A única coisa que tínhamos certeza era de que o trabalho nos satisfazia e isso foi um bom ensinamento. Cumpriu-se um ciclo. Sou muito grato.

2020 e o futuro 
2020 foi produtivo. Sempre fui muito caseiro, de criar em casa, na madrugada. Fiz lives, participei de entrevistas, compus sóe com muita gente. O registro de algumas dessas canções pode se tornar um projeto. Está vindo também um disco de show gravado em 2004 no Rio de uma temporada sobre o Orlando Silva, acho que sai em fevereiro pelo selo Discobertas.

E “Água para Crianças”, projeto infantil que me debruço há mais de uma década, vai sair este ano também pelo Sesc SP. Gravamos antes da pandemia e tem parceria com o Juca Filho, Zélia Duncan, Pedro Luís, participação de Lenine e de um coral de crianças da (Comunidade) Maré.

Pedidos para 2021
Sempre peço saúde, principalmente.

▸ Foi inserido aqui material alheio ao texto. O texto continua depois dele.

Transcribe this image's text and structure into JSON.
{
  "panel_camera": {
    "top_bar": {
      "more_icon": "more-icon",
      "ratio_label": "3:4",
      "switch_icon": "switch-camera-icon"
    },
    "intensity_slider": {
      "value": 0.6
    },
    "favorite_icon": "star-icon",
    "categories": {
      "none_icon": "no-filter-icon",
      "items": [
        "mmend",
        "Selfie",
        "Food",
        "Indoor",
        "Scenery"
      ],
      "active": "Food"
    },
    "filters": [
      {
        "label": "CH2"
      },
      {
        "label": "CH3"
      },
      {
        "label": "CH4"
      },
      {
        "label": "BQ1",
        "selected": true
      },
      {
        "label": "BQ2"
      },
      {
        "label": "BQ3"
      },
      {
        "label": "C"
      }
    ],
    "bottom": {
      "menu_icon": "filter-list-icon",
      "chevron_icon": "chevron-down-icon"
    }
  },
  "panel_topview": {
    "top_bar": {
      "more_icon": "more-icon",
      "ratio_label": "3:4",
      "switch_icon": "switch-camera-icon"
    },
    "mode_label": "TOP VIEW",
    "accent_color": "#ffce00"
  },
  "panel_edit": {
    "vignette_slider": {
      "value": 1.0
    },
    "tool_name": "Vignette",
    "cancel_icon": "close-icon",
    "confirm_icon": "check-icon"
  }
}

Peço paz. São meus principais pedidos. E como cidadão brasileiro, o que desejo é que a gente tenha uma retomada de uma vida, que alguém possa proporcionar uma vida menos sofrida, que não semeie tanto ódio e que cuide das pessoas que precisam ser cuidadas, olhe para nossas desigualdades e proponham projeto que possa diminuir nossa desigualdade. 

Não enxergar pessoas espalhadas nas comunidades e vê-las só como elementos perigosos. O perigo está na falta de educação, que as pessoas tenham chance de ter um horizonte, porque isso transforma. Mas esse Governo não está preocupado com isso e vamos torcer que isso aconteça o mais rápido possível.

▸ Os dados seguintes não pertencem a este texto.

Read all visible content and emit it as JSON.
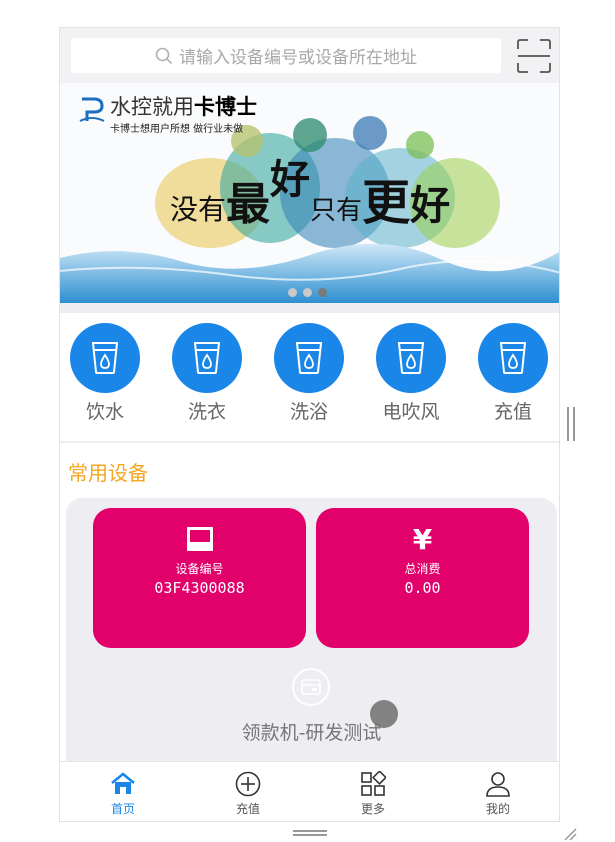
{
  "search": {
    "placeholder": "请输入设备编号或设备所在地址"
  },
  "banner": {
    "brand_title_plain": "水控就用",
    "brand_title_bold": "卡博士",
    "brand_sub": "卡博士想用户所想 做行业未做",
    "slogan": "没有最好只有更好",
    "dots": 3,
    "active_dot": 2
  },
  "quick_menu": [
    {
      "label": "饮水",
      "icon": "water-cup-icon"
    },
    {
      "label": "洗衣",
      "icon": "water-cup-icon"
    },
    {
      "label": "洗浴",
      "icon": "water-cup-icon"
    },
    {
      "label": "电吹风",
      "icon": "water-cup-icon"
    },
    {
      "label": "充值",
      "icon": "water-cup-icon"
    }
  ],
  "common": {
    "title": "常用设备",
    "device_no_label": "设备编号",
    "device_no": "03F4300088",
    "total_label": "总消费",
    "total": "0.00",
    "device_name": "领款机-研发测试"
  },
  "tabs": [
    {
      "label": "首页",
      "icon": "home-icon",
      "active": true
    },
    {
      "label": "充值",
      "icon": "plus-circle-icon",
      "active": false
    },
    {
      "label": "更多",
      "icon": "grid-icon",
      "active": false
    },
    {
      "label": "我的",
      "icon": "user-icon",
      "active": false
    }
  ],
  "colors": {
    "accent": "#1a87e8",
    "card": "#e2006b",
    "title": "#f5a623"
  }
}
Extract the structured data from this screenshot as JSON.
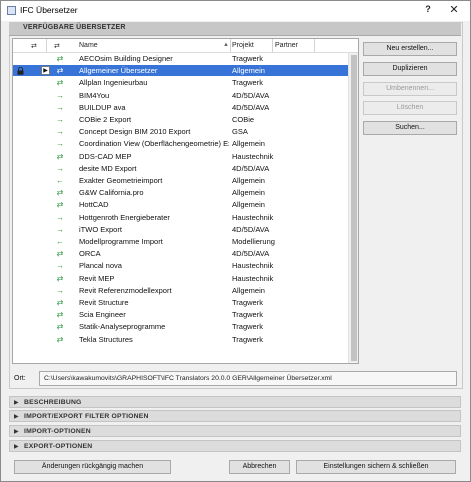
{
  "window": {
    "title": "IFC Übersetzer",
    "help_glyph": "?",
    "close_glyph": "✕"
  },
  "section": {
    "title": "VERFÜGBARE ÜBERSETZER"
  },
  "list": {
    "columns": {
      "name": "Name",
      "project": "Projekt",
      "partner": "Partner",
      "sort_glyph": "▲"
    },
    "rows": [
      {
        "dir": "⇄",
        "name": "AECOsim Building Designer",
        "project": "Tragwerk",
        "selected": false
      },
      {
        "dir": "⇄",
        "name": "Allgemeiner Übersetzer",
        "project": "Allgemein",
        "selected": true
      },
      {
        "dir": "⇄",
        "name": "Allplan Ingenieurbau",
        "project": "Tragwerk",
        "selected": false
      },
      {
        "dir": "→",
        "name": "BIM4You",
        "project": "4D/5D/AVA",
        "selected": false
      },
      {
        "dir": "→",
        "name": "BUILDUP ava",
        "project": "4D/5D/AVA",
        "selected": false
      },
      {
        "dir": "→",
        "name": "COBie 2 Export",
        "project": "COBie",
        "selected": false
      },
      {
        "dir": "→",
        "name": "Concept Design BIM 2010 Export",
        "project": "GSA",
        "selected": false
      },
      {
        "dir": "→",
        "name": "Coordination View (Oberflächengeometrie) Ex",
        "project": "Allgemein",
        "selected": false
      },
      {
        "dir": "⇄",
        "name": "DDS-CAD MEP",
        "project": "Haustechnik",
        "selected": false
      },
      {
        "dir": "→",
        "name": "desite MD Export",
        "project": "4D/5D/AVA",
        "selected": false
      },
      {
        "dir": "←",
        "name": "Exakter Geometrieimport",
        "project": "Allgemein",
        "selected": false
      },
      {
        "dir": "⇄",
        "name": "G&W California.pro",
        "project": "Allgemein",
        "selected": false
      },
      {
        "dir": "⇄",
        "name": "HottCAD",
        "project": "Allgemein",
        "selected": false
      },
      {
        "dir": "→",
        "name": "Hottgenroth Energieberater",
        "project": "Haustechnik",
        "selected": false
      },
      {
        "dir": "→",
        "name": "iTWO Export",
        "project": "4D/5D/AVA",
        "selected": false
      },
      {
        "dir": "←",
        "name": "Modellprogramme Import",
        "project": "Modellierung",
        "selected": false
      },
      {
        "dir": "⇄",
        "name": "ORCA",
        "project": "4D/5D/AVA",
        "selected": false
      },
      {
        "dir": "→",
        "name": "Plancal nova",
        "project": "Haustechnik",
        "selected": false
      },
      {
        "dir": "⇄",
        "name": "Revit MEP",
        "project": "Haustechnik",
        "selected": false
      },
      {
        "dir": "→",
        "name": "Revit Referenzmodellexport",
        "project": "Allgemein",
        "selected": false
      },
      {
        "dir": "⇄",
        "name": "Revit Structure",
        "project": "Tragwerk",
        "selected": false
      },
      {
        "dir": "⇄",
        "name": "Scia Engineer",
        "project": "Tragwerk",
        "selected": false
      },
      {
        "dir": "⇄",
        "name": "Statik-Analyseprogramme",
        "project": "Tragwerk",
        "selected": false
      },
      {
        "dir": "⇄",
        "name": "Tekla Structures",
        "project": "Tragwerk",
        "selected": false
      }
    ],
    "selected_row_play_glyph": "▶",
    "header_icons": [
      "⇄",
      "⇄"
    ]
  },
  "buttons": {
    "new": "Neu erstellen...",
    "duplicate": "Duplizieren",
    "rename": "Umbenennen...",
    "delete": "Löschen",
    "search": "Suchen...",
    "undo": "Änderungen rückgängig machen",
    "cancel": "Abbrechen",
    "save_close": "Einstellungen sichern & schließen"
  },
  "location": {
    "label": "Ort:",
    "path": "C:\\Users\\kawakumovits\\GRAPHISOFT\\IFC Translators 20.0.0 GER\\Allgemeiner Übersetzer.xml"
  },
  "collapsibles": [
    {
      "label": "BESCHREIBUNG"
    },
    {
      "label": "IMPORT/EXPORT FILTER OPTIONEN"
    },
    {
      "label": "IMPORT-OPTIONEN"
    },
    {
      "label": "EXPORT-OPTIONEN"
    }
  ],
  "colors": {
    "selection": "#3874d8",
    "arrow_green": "#2c9b3f"
  }
}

Também que não haja tantas ameaças à democracia, que vem sofrendo e sendo posta a prova quase que diariamente. São direitos conquistados. Barreiras e muros que foram derrubados por anos de luta e agora foram reconstruídos de novo. Temos que lutar para que esses muros fiquem no chão, não construí-los de novo. Lutamos há muito tempo por isso.

É o que desejo para o Brasil que possamos retomar o ambiente civilizatório. Eu adoro o Brasil e fico torcendo para que possamos nos livrar desse pesadelo que estamos passando agora.